Tiwi meraih cabang kayu yang lain. Bahunya sakit, dan dia nyaris tak bisa melihat tumpukan tinggi di tangannya saat pikirannya melayang kembali ke rumah. Dia sama sekali tidak pernah bermimpi bahwa akan terdampar dan terpisah dari orang tuanya. Dia yakin orang tuanya khawatir setengah mati.
Bagaimana liburan yang harusnya menyenangkan menjadi seperti ini?

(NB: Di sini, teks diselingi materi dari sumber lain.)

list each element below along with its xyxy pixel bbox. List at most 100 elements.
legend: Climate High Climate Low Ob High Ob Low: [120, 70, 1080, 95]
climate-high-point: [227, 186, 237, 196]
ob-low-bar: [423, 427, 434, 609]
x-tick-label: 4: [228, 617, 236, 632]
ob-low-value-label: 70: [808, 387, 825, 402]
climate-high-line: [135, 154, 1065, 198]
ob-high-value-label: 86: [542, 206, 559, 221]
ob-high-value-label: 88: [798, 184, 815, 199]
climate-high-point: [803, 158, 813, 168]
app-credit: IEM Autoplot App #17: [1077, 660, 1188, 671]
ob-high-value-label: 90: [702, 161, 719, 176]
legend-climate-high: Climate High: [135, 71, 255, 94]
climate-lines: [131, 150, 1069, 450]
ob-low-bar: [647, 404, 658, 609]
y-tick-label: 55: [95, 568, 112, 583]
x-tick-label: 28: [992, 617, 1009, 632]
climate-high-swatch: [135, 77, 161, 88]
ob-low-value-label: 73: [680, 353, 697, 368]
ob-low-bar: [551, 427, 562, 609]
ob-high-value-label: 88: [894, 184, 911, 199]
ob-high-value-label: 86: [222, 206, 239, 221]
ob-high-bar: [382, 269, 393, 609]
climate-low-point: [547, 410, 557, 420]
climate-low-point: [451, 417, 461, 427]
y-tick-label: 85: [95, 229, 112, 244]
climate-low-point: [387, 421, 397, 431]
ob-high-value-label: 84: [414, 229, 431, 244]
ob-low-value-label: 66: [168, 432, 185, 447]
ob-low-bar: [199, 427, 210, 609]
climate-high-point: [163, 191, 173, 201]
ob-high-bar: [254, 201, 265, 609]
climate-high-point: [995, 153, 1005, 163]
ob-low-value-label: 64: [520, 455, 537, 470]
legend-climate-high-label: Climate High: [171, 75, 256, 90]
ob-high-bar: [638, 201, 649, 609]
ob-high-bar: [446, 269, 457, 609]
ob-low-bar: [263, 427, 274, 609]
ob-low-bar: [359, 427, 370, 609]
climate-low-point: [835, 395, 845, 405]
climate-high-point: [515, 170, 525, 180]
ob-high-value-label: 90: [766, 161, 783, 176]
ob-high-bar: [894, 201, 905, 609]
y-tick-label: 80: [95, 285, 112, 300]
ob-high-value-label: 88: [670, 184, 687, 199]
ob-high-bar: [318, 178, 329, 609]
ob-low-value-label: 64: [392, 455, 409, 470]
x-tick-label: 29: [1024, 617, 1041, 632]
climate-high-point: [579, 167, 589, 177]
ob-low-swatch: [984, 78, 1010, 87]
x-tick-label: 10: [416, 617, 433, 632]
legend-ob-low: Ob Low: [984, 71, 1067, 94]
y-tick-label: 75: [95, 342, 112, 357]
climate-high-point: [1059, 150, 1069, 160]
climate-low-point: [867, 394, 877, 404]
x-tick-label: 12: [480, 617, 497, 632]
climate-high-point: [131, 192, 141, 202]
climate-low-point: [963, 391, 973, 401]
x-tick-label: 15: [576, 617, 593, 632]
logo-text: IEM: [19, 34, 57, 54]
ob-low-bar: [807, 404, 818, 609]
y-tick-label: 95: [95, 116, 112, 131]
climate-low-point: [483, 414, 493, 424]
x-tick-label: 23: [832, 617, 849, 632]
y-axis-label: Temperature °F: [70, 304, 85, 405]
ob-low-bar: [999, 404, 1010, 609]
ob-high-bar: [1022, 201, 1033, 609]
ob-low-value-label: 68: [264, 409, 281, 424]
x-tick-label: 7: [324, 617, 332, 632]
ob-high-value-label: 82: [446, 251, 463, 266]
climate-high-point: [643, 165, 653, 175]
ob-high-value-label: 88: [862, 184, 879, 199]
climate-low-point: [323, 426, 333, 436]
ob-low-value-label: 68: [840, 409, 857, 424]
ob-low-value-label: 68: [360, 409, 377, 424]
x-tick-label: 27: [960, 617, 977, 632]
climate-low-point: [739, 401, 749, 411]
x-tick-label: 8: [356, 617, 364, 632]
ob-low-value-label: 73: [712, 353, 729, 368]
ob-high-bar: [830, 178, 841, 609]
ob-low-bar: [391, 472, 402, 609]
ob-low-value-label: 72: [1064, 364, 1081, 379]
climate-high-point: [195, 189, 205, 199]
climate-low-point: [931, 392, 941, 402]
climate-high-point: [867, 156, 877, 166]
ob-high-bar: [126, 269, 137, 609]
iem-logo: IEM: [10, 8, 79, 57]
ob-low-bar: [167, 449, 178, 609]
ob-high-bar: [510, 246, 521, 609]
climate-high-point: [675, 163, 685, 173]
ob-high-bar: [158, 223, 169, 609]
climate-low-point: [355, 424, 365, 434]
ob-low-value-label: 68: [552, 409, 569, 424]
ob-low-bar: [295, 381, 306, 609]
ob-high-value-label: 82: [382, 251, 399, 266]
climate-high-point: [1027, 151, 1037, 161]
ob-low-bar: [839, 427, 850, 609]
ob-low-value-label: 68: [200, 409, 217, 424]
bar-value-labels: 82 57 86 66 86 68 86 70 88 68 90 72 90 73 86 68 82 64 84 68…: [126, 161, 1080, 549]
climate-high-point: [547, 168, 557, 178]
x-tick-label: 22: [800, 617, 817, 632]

"Hei, lu butuh dibantuin, nggak?" Otot bisep Zaki menonjol saat dia menarik batang kayu berat yang tertanam di lantai hutan.
"Nggak. Aku biasa angkat beban berat, kok." Tiwi mencoba menyembunyikan getaran dalam suaranya, tetapi tak berhasil. Dia tidak ingin dicap sebagai gadis yang cengeng dan tak berdaya.
Zaki melepaskan batang kayu dan memanggil Miko. "Bro, ingat, ya  kita butuh api buat masak makanan. Kalau lu nggak bantuin, Tiwi dan gue makan ikan panggang panas-panas, lu---" Dia berhenti untuk efek dramatis dan kemudian melanjutkan, "Gue rasa lu pasti suka sushi."
"Ewww, jijay!" Tiwi tersenyum lemah, berterima kasih atas pengalihannya. Zaki selalu tahu bagaimana mengalihkan pikirannya yang galau. Dia menoleh dan melihat Miko tersenyum lebar.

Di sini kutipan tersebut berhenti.